Girl to Girl. Hard to think of your mum that way, as a woman with memories of youth and desire and pain. That quiet workaholic I call dad, with his unparalleled instinct for the steady and the good, no relation whatsoever, as it turns out, to my reeling, unbalanced self. No relation at all, except the thousand small joys stolen between deadlines. Their years of just getting by with me in it to complicate matters. The stories they've both told me of their childhood, on streets that no longer exist, climbing trees long since uprooted, sharing their histories and lives with a boy not even technically their own.
But of course their own. The same way this woman next to me now, whose every crevice and mood I know, whose deepest pain I may share but never fully plumb, is my own, my history. One love sets our yarn spinning, another keeps it going, so that in time we stumble our way to all the other strands. It's about sex and how little it matters and how much. It's how all our tales begin but it's not the whole story. All we do is start somewhere. The rest we make up as we go along.
This is Arts Central. This is Lifetime.
As it turns out we have enough savings to pay off the whole wedding ourselves and book a 5-roomer off the open market, and we don't even have to sell our car. It's just as well if we're planning to have a baby in the house. It's more like dating, not shopping; there's no formula or checklist, nothing but a second glance and the tiniest inner voice to tell you if you're on track. Or maybe the life of an adopted child is like any other's, put together one step at a time. One day you're this vulnerable, soft, living piece of clay, and before you know it, in just the right hands, you become tough as brick, solid as a wall in a safe house, just as impregnable, complete. I think of someone who will one day look nothing like either of us, but who will share Shareel's strength of spirit, her unsentimental common sense, my bad habits and odd tastes in jazz, our gaggle of relatives, our French food fetish, our interior decor and dying house plants.

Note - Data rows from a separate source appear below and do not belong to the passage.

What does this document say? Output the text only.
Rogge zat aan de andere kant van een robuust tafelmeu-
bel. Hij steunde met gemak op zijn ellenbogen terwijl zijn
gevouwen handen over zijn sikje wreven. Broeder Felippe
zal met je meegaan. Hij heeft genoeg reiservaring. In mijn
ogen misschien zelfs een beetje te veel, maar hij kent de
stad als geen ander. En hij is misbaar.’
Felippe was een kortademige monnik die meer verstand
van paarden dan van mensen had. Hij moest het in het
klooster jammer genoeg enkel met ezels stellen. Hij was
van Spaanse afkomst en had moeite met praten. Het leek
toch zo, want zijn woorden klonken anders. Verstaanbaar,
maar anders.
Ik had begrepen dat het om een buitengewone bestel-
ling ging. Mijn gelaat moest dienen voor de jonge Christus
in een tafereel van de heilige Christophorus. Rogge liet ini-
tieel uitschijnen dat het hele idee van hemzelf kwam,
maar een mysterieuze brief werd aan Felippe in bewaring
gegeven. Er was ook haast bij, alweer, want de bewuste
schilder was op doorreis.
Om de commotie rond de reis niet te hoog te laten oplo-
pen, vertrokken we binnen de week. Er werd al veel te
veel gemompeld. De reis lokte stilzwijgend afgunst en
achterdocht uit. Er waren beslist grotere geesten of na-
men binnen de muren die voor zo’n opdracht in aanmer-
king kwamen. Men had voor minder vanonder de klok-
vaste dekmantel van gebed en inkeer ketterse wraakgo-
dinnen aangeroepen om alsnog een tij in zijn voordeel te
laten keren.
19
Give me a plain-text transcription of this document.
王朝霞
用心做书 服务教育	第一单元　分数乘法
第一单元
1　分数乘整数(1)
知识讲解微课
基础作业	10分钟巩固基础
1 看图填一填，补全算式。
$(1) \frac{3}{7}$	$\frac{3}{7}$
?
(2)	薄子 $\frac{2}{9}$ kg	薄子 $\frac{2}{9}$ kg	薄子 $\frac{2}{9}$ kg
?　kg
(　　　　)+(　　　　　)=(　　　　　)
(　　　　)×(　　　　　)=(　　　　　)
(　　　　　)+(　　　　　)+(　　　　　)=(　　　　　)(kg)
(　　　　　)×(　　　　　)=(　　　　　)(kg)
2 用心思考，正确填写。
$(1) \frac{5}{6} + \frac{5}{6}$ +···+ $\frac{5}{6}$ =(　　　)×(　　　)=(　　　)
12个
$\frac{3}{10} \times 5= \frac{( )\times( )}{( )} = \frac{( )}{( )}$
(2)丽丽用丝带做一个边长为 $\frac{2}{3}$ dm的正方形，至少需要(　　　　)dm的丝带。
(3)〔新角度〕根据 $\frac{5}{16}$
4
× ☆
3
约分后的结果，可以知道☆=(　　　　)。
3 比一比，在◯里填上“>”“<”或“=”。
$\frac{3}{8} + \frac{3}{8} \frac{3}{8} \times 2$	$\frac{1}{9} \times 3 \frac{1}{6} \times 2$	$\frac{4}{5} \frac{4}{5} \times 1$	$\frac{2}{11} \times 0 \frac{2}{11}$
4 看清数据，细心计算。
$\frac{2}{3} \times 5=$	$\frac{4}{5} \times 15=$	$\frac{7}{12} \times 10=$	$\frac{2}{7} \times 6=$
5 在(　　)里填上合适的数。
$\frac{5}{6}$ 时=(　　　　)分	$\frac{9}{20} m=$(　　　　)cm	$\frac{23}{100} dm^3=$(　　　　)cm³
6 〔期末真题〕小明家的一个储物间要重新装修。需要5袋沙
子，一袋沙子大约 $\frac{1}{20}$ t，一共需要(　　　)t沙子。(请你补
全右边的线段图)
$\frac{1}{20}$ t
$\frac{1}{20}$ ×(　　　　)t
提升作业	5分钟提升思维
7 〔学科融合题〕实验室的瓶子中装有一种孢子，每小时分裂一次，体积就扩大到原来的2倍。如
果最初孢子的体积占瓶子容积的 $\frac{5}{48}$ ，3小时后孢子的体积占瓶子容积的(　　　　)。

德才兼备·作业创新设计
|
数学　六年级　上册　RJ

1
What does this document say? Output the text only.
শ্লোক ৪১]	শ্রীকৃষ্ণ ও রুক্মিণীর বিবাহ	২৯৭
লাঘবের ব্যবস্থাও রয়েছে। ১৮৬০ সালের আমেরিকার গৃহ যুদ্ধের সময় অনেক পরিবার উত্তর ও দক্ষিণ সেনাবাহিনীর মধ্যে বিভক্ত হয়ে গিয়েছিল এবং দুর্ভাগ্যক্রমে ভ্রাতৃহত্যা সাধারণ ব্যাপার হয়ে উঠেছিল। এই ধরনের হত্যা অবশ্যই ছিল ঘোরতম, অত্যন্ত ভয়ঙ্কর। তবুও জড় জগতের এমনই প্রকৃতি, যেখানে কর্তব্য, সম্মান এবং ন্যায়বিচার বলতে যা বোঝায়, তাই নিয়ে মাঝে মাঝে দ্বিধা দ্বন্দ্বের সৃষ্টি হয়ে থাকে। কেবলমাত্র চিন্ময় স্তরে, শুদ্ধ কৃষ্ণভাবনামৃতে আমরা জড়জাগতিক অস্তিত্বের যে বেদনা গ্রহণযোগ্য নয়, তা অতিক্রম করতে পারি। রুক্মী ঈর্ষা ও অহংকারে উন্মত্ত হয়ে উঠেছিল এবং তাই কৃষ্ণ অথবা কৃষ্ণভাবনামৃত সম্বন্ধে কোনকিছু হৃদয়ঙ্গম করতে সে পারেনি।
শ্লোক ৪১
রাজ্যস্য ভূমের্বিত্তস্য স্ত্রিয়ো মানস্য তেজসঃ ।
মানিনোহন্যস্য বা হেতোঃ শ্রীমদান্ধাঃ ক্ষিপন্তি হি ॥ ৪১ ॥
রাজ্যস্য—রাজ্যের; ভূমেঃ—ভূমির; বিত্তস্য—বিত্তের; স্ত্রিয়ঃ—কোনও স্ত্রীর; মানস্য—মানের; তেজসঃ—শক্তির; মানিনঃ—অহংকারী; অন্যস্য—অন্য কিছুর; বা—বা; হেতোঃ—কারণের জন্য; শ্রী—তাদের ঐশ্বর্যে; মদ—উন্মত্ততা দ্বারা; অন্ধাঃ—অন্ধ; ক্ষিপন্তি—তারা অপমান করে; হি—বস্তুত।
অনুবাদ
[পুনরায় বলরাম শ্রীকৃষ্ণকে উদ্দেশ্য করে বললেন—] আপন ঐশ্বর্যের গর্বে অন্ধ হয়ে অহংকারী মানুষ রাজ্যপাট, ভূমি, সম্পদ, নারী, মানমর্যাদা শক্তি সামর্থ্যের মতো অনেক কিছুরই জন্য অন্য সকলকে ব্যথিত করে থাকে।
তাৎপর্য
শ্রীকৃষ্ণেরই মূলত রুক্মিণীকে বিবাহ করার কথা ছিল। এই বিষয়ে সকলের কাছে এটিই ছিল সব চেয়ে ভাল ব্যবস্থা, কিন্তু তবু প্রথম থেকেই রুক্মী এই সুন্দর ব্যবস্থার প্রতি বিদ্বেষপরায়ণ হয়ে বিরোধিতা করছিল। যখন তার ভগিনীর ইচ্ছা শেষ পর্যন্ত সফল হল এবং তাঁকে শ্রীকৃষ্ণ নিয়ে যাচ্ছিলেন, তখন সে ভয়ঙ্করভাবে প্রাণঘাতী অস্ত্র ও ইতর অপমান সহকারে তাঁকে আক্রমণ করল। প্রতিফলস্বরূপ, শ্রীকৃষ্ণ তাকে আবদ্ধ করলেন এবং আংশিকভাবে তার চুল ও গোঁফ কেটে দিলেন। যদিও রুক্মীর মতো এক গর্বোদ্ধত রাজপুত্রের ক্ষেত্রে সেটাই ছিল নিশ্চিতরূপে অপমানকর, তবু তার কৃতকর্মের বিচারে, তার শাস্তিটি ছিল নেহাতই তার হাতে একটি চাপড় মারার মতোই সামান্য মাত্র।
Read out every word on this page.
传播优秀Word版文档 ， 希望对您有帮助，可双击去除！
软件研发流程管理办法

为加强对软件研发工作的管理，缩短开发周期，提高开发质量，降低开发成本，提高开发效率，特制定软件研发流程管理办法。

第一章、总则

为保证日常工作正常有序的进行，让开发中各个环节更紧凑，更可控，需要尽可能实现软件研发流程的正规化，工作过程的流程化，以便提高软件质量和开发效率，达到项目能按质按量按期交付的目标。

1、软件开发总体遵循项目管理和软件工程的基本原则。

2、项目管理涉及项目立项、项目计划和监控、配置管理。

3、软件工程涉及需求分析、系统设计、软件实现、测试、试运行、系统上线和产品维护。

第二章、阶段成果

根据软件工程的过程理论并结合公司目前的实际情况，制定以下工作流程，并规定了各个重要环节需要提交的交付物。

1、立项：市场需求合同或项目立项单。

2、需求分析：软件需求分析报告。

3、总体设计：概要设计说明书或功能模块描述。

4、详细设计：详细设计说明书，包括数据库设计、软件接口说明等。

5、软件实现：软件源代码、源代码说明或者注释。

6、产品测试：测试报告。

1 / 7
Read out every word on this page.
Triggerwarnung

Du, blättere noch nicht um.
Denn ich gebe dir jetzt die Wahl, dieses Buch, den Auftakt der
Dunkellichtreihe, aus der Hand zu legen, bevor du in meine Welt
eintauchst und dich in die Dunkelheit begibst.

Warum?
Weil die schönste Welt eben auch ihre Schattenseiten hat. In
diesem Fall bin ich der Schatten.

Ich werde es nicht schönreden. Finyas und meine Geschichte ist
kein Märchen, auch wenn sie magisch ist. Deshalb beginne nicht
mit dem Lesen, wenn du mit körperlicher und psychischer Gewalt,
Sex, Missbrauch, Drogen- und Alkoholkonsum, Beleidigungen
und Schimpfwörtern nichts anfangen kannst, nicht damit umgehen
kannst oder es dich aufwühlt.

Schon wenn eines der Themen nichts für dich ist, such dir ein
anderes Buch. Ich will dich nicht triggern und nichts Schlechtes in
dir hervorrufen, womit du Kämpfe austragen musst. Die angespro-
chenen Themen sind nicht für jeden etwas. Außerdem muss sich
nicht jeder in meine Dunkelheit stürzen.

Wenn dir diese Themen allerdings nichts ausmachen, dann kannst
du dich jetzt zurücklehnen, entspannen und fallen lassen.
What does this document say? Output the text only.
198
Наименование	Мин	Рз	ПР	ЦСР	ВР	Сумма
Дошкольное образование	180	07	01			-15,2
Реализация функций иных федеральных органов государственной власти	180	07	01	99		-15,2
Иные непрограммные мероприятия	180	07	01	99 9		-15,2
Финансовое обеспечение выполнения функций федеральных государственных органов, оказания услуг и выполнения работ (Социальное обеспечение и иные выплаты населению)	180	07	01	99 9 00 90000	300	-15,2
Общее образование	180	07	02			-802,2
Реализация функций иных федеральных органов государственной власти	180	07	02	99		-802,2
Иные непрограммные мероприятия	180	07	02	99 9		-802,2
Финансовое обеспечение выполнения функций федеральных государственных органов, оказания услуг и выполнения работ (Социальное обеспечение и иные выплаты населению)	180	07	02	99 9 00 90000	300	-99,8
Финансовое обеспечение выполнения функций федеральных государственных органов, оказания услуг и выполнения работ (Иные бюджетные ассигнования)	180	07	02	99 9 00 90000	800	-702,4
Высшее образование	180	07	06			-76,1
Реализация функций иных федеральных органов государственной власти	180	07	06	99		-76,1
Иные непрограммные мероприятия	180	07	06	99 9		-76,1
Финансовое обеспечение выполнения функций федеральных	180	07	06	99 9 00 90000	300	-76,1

Someone who will probably know too much about our lives, more than we even realise.
I tell Shareel all this and she reckons it's my English major getting the better of me again. "That's not quite how I would put it," she says, kissing me. "But it's good enough for now." And I kiss her back.
If you ever get to read this you'd be too old to change anything, or Shareel and I will both be long out of the picture. At least that's what I'm hoping: this is really for me to work it out ahead of time, while I still remember it, a little of what I want you to know. It's just a start. The rest I'll have to tell you in person when we meet, somewhere in your past, my future.
I hope we'll feel it's all been worth it. I hope we get along. And I hope you like true stories, because what happens next, of course, is about sex, and about love, and about you.